Siyasi iktidar bu nedenle baroları önce parçalamaya sonra yıkmaya çalışıyor. Yargıç ve savcılar arasında yaptığı yandaş – karşıt ayrışmasını bu kez avukatlar ve barolar arasında yaratıp baroları bölmeyi, etkisizleştirmeyi ve mümkün olduğu kadarını ele geçirmeyi hedefliyor. Bu hedefine ulaşıp yargı sisteminin kötü işleyişine yönelik örgütlü ve yargı sistemi içinden gelecek sesleri önlemeyi, karşısına çıkacak itirazları yine “baro” ismiyle örgütlenmiş “sarı barolara” boğdurmayı, böylece ellerini temiz tutmayı amaçlıyor.
Baroların yapılmak istenen düzenlemeye karşı çıkmasının altında yatan temel nedenler bunlardır.

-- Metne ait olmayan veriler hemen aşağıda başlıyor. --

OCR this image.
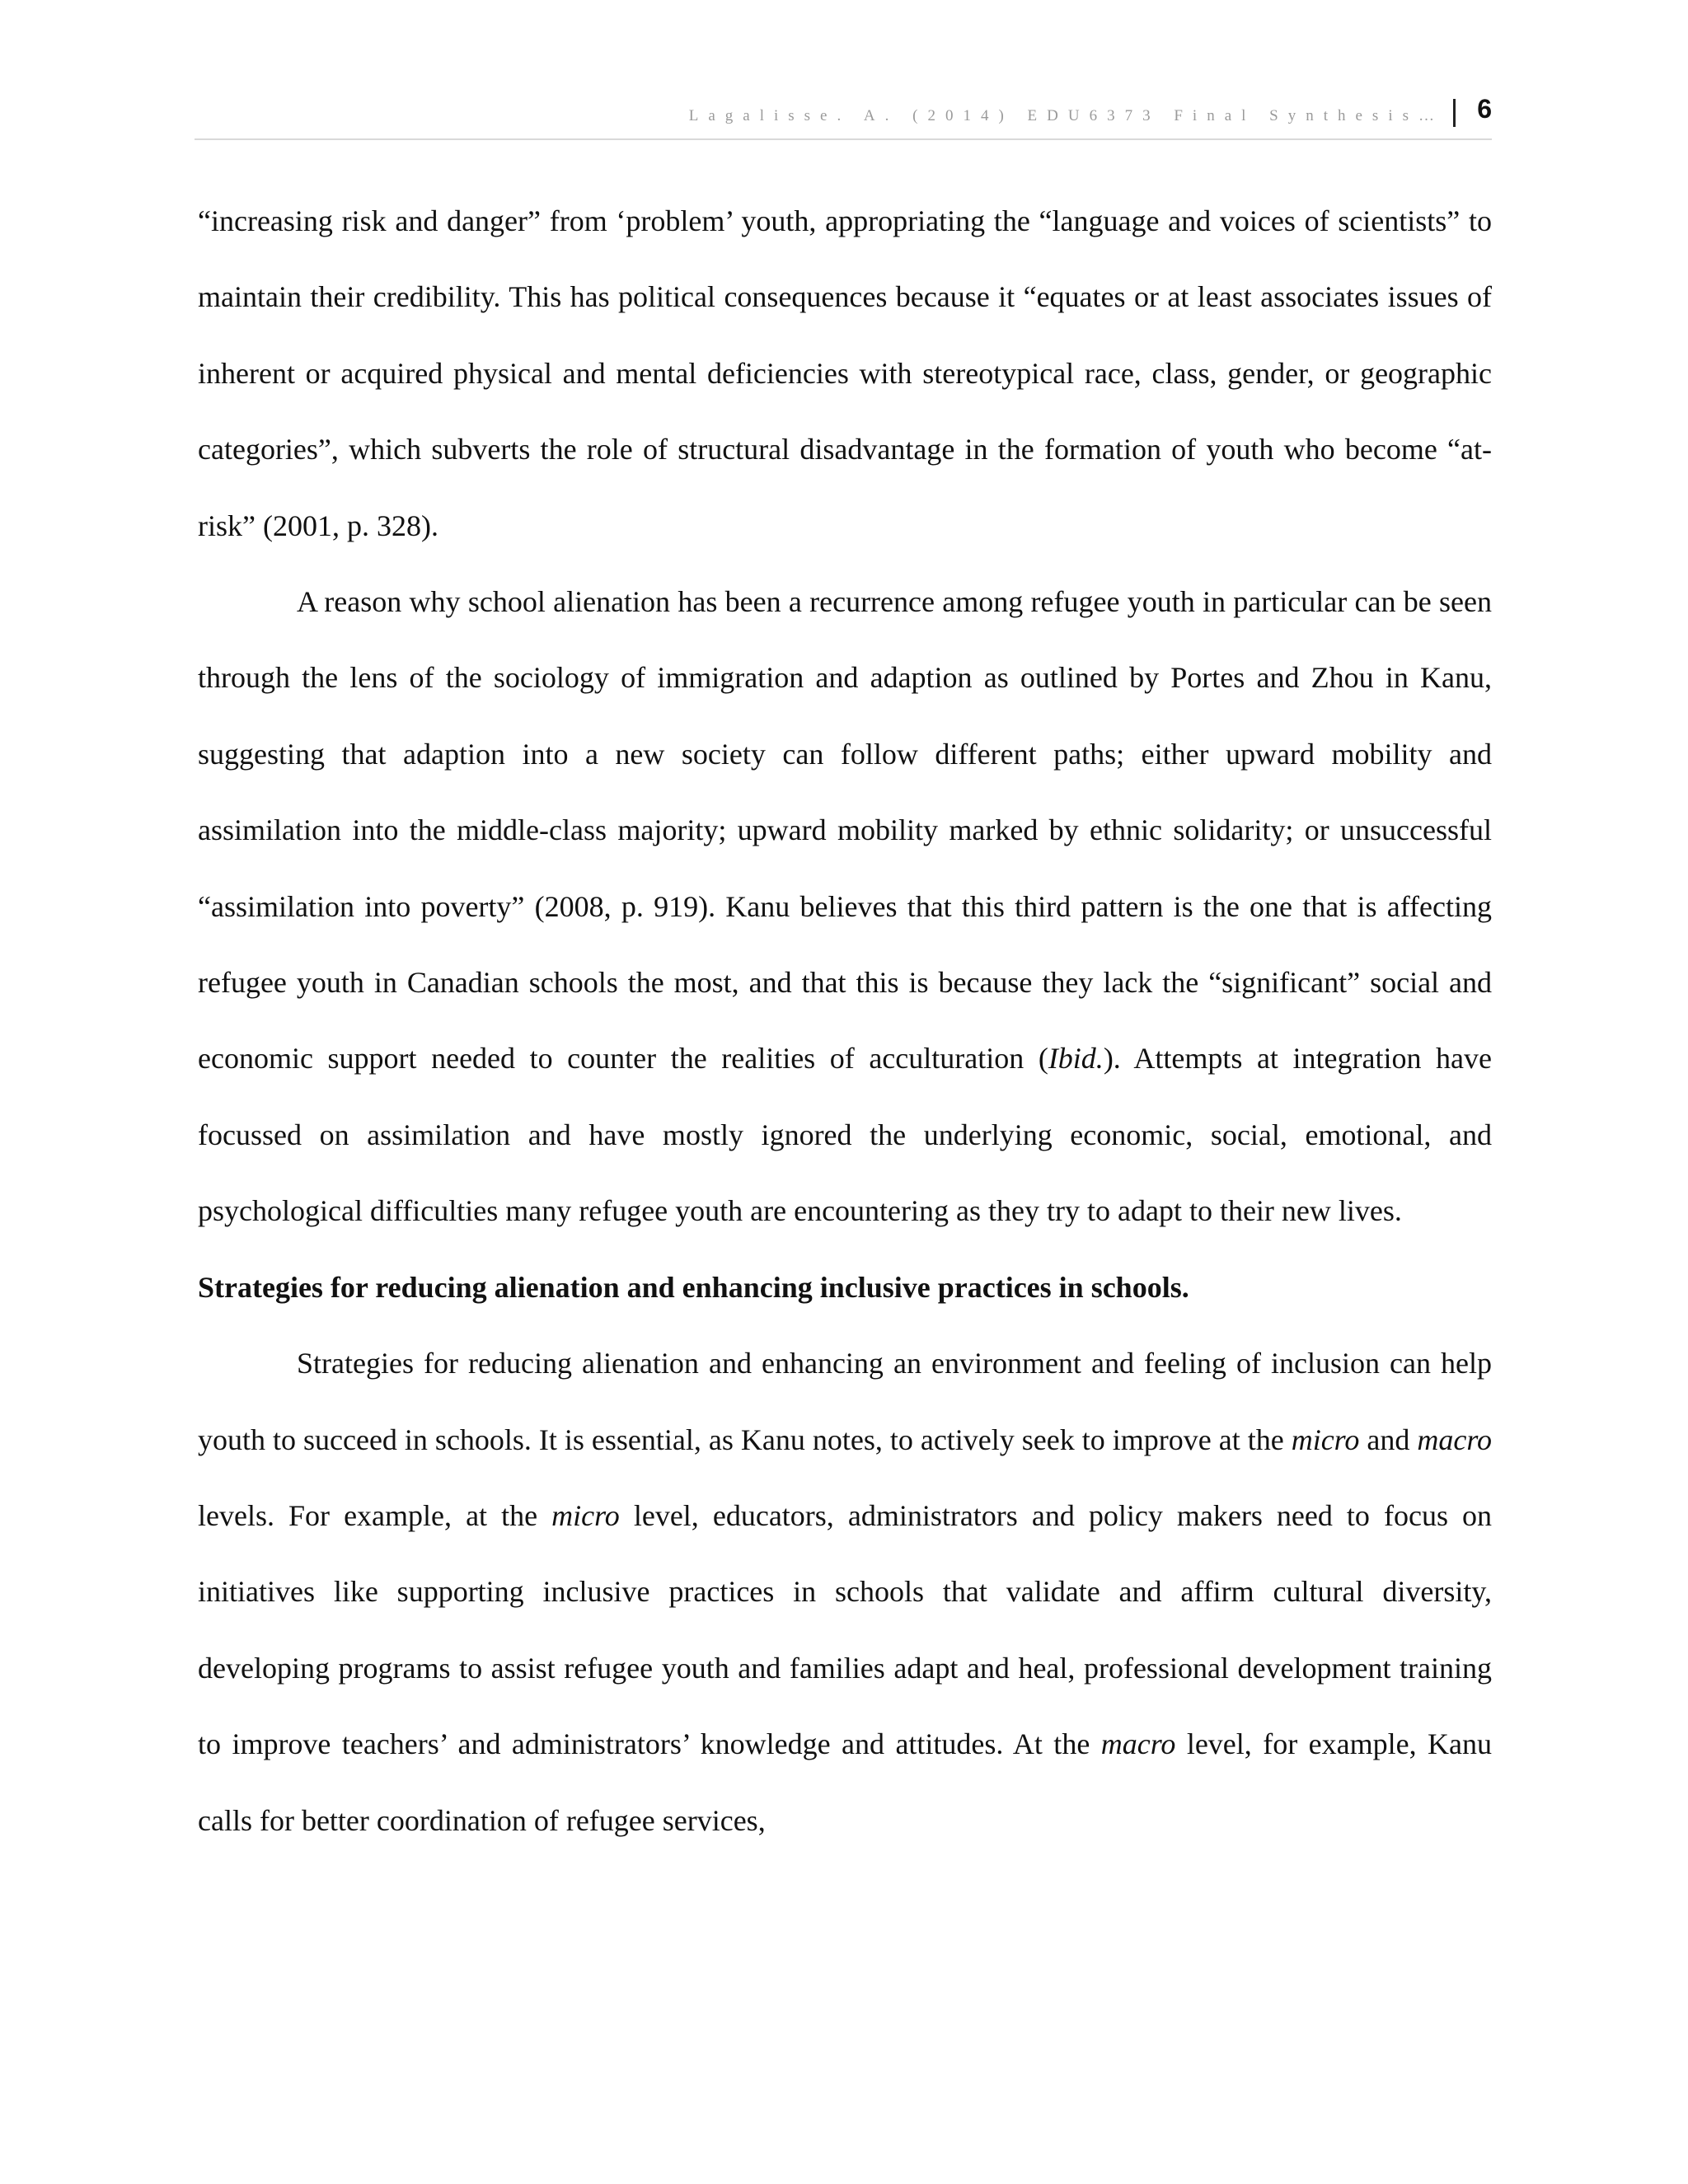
Lagalisse. A. (2014) EDU6373 Final Synthesis… 6

“increasing risk and danger” from ‘problem’ youth, appropriating the “language and voices of scientists” to maintain their credibility. This has political consequences because it “equates or at least associates issues of inherent or acquired physical and mental deficiencies with stereotypical race, class, gender, or geographic categories”, which subverts the role of structural disadvantage in the formation of youth who become “at-risk” (2001, p. 328).

A reason why school alienation has been a recurrence among refugee youth in particular can be seen through the lens of the sociology of immigration and adaption as outlined by Portes and Zhou in Kanu, suggesting that adaption into a new society can follow different paths; either upward mobility and assimilation into the middle-class majority; upward mobility marked by ethnic solidarity; or unsuccessful “assimilation into poverty” (2008, p. 919). Kanu believes that this third pattern is the one that is affecting refugee youth in Canadian schools the most, and that this is because they lack the “significant” social and economic support needed to counter the realities of acculturation (Ibid.). Attempts at integration have focussed on assimilation and have mostly ignored the underlying economic, social, emotional, and psychological difficulties many refugee youth are encountering as they try to adapt to their new lives.

Strategies for reducing alienation and enhancing inclusive practices in schools.

Strategies for reducing alienation and enhancing an environment and feeling of inclusion can help youth to succeed in schools. It is essential, as Kanu notes, to actively seek to improve at the micro and macro levels. For example, at the micro level, educators, administrators and policy makers need to focus on initiatives like supporting inclusive practices in schools that validate and affirm cultural diversity, developing programs to assist refugee youth and families adapt and heal, professional development training to improve teachers’ and administrators’ knowledge and attitudes. At the macro level, for example, Kanu calls for better coordination of refugee services,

Yapılan mücadeleyi “baroların güç kaybetmeme çabası” veya meslek içi bir sorun olarak görmek büyük aymazlık olacaktır.
Toplum, kendi adına karar veren yargıç ve Cumhuriyet savcılarını yargının bağımsızlığı için mücadele verirken yalnız bıraktı. Hiç değilse bu kez yargı bağımsızlığını, bireysel hak ve özgürlüklerimizi savunmak için mücadele eden avukatları ve baroları yalnız bırakmayalım. Baroları savunmak yargı bağımsızlığını savunmaktır. Hep söylendiği gibi; baroların sesi kesilirse halkın nefesi kesilir.